Ting Dai posted on Monday, April 22, 2019 - 9:37 am
Similar to Yang's post on 9/7/2011, I have a CFA model (Model A) whose input var-cov matrix has about 40% of 0 covariance coverage. Mplus still is able to estimate the model for me, and generate a full estimated var-cov matrix. But my CFA Model B with about 60% of 0 covariance coverage fails.

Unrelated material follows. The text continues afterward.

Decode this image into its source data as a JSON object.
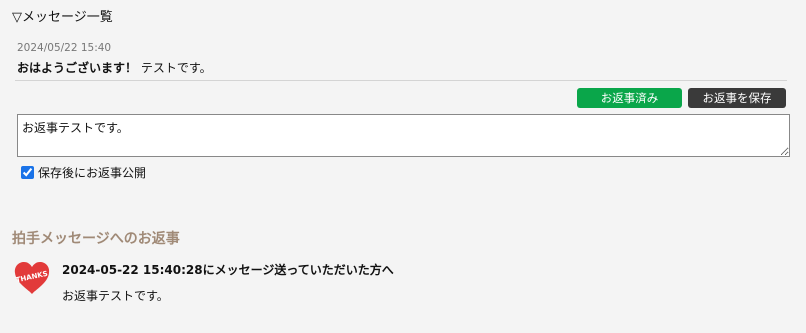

The error message is "THE COVARIANCE COVERAGE FALLS BELOW THE SPECIFIED LIMIT." My questions are: 1. What is Mplus's covariance coverage limit? 2. Can the covariance coverage limit be specified to be lower, so that Model B would be able to run and for me to obtain its estimated var-cov matrix? 3. In the current situation, are Model A's estimated covariance matrix results all trustworthy, especially those cells with 0 input covariance? 4. In general, is there a rule-of-thumb % of 0 covariance coverage below which you would not advise to handle with FIML (even though the missing mechanism is MAR or MCAR)?
3. That depends on the situation - I would have to see the full output (send to Support along with license number). Perhaps you have missing by design given your exact zero coverages - if so, that can be better handled by multiple-group analysis.
4. Chapter 10 in our RMA book discusses this and shows examples where you can go wrong with 60% coverage.